Sięgnęłam po tę książkę, ponieważ strasznie spodobał mi się tytuł, można rzec, że odważny, w każdym razie, ja na pewno nie napisałabym książki z takim tytułem. Lata mojego gimnazjum na pewno nie były okropne, a wręcz przeciwnie. 

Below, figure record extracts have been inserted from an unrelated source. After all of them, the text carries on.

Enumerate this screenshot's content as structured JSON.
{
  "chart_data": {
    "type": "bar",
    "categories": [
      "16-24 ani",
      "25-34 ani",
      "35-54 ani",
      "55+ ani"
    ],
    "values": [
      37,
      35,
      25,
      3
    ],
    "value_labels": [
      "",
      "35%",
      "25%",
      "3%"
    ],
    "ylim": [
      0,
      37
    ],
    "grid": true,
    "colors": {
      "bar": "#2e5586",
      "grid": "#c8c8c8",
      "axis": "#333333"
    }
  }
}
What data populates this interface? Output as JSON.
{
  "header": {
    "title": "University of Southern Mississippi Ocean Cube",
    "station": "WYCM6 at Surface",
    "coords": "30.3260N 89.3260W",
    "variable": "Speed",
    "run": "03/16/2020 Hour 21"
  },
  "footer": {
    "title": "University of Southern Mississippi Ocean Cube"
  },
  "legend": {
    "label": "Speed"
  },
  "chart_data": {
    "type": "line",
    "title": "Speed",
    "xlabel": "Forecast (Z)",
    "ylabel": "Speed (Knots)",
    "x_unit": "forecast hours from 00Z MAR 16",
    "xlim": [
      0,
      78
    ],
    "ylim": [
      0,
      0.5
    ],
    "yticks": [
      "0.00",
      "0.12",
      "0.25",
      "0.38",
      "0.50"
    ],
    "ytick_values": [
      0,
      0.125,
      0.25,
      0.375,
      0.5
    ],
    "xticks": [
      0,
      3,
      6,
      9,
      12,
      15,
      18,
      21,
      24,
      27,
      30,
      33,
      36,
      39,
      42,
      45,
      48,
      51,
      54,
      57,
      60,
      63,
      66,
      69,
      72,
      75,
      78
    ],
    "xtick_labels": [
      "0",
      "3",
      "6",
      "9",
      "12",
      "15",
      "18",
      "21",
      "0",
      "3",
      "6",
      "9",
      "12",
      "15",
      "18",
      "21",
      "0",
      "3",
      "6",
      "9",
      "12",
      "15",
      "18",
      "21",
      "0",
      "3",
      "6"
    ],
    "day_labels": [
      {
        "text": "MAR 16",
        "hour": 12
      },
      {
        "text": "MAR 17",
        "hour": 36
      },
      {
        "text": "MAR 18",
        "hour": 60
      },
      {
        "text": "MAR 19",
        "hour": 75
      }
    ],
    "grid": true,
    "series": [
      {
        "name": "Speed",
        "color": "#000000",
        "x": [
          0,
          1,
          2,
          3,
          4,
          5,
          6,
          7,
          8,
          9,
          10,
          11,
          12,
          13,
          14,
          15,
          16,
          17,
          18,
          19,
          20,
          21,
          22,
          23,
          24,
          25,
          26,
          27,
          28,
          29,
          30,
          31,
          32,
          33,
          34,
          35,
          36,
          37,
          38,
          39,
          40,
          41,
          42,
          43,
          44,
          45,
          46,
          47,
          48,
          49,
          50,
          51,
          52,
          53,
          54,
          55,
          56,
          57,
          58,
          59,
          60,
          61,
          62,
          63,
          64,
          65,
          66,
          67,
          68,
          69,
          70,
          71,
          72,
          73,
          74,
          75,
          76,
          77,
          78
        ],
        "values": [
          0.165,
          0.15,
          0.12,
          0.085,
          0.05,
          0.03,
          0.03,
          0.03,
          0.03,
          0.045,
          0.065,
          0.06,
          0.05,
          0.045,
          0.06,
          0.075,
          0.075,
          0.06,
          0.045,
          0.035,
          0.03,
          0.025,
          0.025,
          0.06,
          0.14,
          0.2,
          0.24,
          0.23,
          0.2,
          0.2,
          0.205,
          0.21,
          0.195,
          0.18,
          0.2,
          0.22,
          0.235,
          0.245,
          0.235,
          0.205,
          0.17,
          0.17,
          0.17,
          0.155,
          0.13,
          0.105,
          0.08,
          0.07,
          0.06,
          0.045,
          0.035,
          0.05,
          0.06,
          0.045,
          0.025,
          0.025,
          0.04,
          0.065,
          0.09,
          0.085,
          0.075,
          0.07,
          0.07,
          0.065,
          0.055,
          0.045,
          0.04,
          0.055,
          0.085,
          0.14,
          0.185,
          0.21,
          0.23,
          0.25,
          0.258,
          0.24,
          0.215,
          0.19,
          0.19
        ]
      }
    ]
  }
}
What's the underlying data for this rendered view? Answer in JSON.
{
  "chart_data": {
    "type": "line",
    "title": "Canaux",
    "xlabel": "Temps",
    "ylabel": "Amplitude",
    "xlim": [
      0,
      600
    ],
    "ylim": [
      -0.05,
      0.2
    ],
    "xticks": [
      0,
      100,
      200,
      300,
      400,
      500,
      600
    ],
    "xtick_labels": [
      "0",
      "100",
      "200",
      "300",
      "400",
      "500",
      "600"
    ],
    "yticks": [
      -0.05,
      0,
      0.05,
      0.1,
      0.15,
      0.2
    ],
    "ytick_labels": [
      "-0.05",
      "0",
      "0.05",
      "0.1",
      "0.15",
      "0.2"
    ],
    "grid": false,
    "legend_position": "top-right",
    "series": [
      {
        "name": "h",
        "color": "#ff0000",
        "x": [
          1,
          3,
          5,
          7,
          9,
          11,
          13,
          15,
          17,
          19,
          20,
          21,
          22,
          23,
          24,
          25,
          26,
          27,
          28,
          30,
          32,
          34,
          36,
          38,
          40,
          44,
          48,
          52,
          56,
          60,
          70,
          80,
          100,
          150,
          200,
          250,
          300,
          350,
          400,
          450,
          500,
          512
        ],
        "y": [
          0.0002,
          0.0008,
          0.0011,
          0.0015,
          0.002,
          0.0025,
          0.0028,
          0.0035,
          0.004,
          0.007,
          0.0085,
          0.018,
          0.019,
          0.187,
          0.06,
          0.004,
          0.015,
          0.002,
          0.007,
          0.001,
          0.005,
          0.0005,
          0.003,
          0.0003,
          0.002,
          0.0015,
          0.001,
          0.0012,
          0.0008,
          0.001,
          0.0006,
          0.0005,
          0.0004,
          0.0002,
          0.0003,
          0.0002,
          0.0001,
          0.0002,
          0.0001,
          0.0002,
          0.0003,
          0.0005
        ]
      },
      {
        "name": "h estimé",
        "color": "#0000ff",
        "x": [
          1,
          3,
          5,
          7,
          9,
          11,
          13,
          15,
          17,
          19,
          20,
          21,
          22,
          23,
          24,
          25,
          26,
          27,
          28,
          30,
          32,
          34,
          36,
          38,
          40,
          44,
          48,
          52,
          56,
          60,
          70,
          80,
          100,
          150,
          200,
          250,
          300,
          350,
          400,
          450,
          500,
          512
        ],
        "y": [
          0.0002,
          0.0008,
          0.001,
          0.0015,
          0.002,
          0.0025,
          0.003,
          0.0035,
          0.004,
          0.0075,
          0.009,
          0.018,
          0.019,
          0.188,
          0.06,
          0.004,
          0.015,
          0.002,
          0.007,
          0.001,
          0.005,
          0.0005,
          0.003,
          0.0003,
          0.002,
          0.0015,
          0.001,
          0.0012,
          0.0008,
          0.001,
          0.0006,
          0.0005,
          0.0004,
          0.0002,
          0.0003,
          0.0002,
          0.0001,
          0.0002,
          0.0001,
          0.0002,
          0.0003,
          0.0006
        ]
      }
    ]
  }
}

Autor książki Patterson James jest jednym z najpopularniejszych autorów amerykańskich, zaraz obok Stephena Kinga. Jeśli chodzi o tematykę, jest to książka, w której powracamy do szkolnych lat, kiedy jeszcze nie myśleliśmy o konsekwencjach swoich czynów i zbliżających się problemach. Głównym bohaterem powieści jest Rafe Khatchadorian, uczeń VI klasy, który właśnie wyrusza do nowej szkoły. Wszyscy wiemy, jaki to strach iść pierwszy raz do nowej szkoły, klasy, zdobyć nowych przyjaciół. Nasz bohater nie czuł inaczej. Jednak Rafe staje się zupełnie innym chłopcem przez jego kolegę Leo, który wymyślił, aby Rafe dzięki łamaniu wszystkich zakazów i kodeksu uczniowskiego, zdobywał punkty… Cały plan miał nazwę R.A.F.E. i wydawałoby się, że wszystko pójdzie tak jak sobie tego życzyli, jednak nie zdawali sobie sprawy, ile kłopotów przysporzą im te żarty i wykroczenia… Wszystko zapisują w małym notesie. Zeszycik pewnego razu wpada w ręce najgorszego chłopaka w szkole, który… zaczyna ich szantażować. Sytuacja coraz bardziej robi się nieciekawa. Mało tego, w domu Rafa również nie jest zbyt dobrze. Chłopak ciągle prowadzi kłótnie ze swoim ojczymem, który jest patentowanym leniem, a matka stara się zarabiać na ich życie. Do tego dochodzi jeszcze pierwsza miłość bohatera...A przecież serce nie sługa. Rafe uważał, że dzięki tym wszystkim żartom w pewien sposób zaimponuje swojej koleżance. Oczywiście było tak, ale do czasu, potem zaczęła mu już tylko współczuć. Rafe, trochę zagubiony, zgadza się na to, na co nie powinien, ale czego nie robi się dla zabawy? Nie zważając na konsekwencje, coraz bardziej brnął w kłopoty. Są momenty w tej historii, w których naprawdę pojawia się uśmiech na twarzy, albo też zgadzamy się z autorem, chyba każdy z nas kiedyś myślał w sposób tych dwóch. Książka napisania jest językiem prostym, a liczne ilustracje uzupełniają treść. Polecam wszystkim, którzy dopiero zaczęli gimnazjum lub je kończą… Tylko niestety już nie będą mieć szansy na sprawdzenie tych wszystkich opcji :) Dobry humor gwarantowany!